SYDNEY, Nov 8 (Reuters) – Australian businesses reported strong sales and profitability again in October, even as rising costs and a drop in forward orders hit confidence, which could point to a slowdown ahead.

The National Australia Bank (NAB) (NAB.AX) survey on Tuesday showed its business conditions index fell 1 point to +22 in October, still well above its long-term average.

The volatility gauge of confidence fell 5 points to 0, below its long-term average.

“Consumers continued to spend despite headwinds from inflation and interest rates, and that strength appears to have continued into October,” said Alan Oster, chief economist at NAB.

“Overall, the survey suggests that despite continued strong demand, businesses are increasingly wary of the potential for a future slowdown.”

While the Reserve Bank of Australia (RBA) has raised interest rates by a total of 275 basis points to a nine-year high of 2.85 per cent, business activity has beat all expectations in a matter of months, the NAB survey showed.

The tightening hit consumer confidence hard, but spending was well supported with unemployment near a five-year low of more

The NAB survey continued to show the resilience of demand, with its sales indicator slipping 6 percentage points and still very strong at +31, well above pre-pandemic levels.

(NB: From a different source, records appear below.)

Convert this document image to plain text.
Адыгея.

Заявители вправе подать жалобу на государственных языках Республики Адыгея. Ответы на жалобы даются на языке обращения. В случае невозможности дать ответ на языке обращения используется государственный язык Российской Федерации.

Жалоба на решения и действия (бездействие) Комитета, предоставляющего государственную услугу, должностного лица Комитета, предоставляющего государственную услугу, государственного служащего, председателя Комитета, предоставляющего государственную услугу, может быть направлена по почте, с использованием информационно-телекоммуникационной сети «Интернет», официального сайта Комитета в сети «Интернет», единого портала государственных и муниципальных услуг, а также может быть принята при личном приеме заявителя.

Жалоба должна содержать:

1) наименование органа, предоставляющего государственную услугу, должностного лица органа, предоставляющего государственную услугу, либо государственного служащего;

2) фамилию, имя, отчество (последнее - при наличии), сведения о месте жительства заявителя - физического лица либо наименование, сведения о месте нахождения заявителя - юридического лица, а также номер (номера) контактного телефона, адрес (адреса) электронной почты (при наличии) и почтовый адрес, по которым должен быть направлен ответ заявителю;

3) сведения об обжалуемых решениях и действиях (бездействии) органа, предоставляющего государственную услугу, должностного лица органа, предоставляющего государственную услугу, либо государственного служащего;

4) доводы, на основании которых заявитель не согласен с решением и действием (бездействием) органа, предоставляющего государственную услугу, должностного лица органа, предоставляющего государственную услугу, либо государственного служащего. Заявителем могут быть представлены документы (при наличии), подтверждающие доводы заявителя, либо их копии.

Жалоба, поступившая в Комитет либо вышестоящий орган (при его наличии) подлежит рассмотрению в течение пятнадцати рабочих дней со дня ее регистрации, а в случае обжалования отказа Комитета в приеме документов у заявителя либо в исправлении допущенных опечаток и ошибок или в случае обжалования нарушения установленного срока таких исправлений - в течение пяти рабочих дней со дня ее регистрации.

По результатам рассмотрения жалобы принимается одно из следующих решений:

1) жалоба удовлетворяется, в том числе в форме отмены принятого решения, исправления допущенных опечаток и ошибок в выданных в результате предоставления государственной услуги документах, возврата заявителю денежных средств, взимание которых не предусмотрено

Businesses are running smoothly, with capacity utilization just below the all-time high of 85.8%.

Profitability edged up 1 point to +22, while the employment index fell 3 points to +14, still high from a historical perspective.

Labor costs fell slightly this month, but both production costs and retail prices rose.

“October’s strong price growth reinforces our expectation that inflation will continue to pick up strongly in the fourth quarter,” Oster said. “Retail price growth rose again in October, suggesting that commodity-side inflation remains a key challenge.”

Reporting by Wayne Cole; Editing by Christopher Cushing

Our Standard: The Thomson Reuters Trust Principles.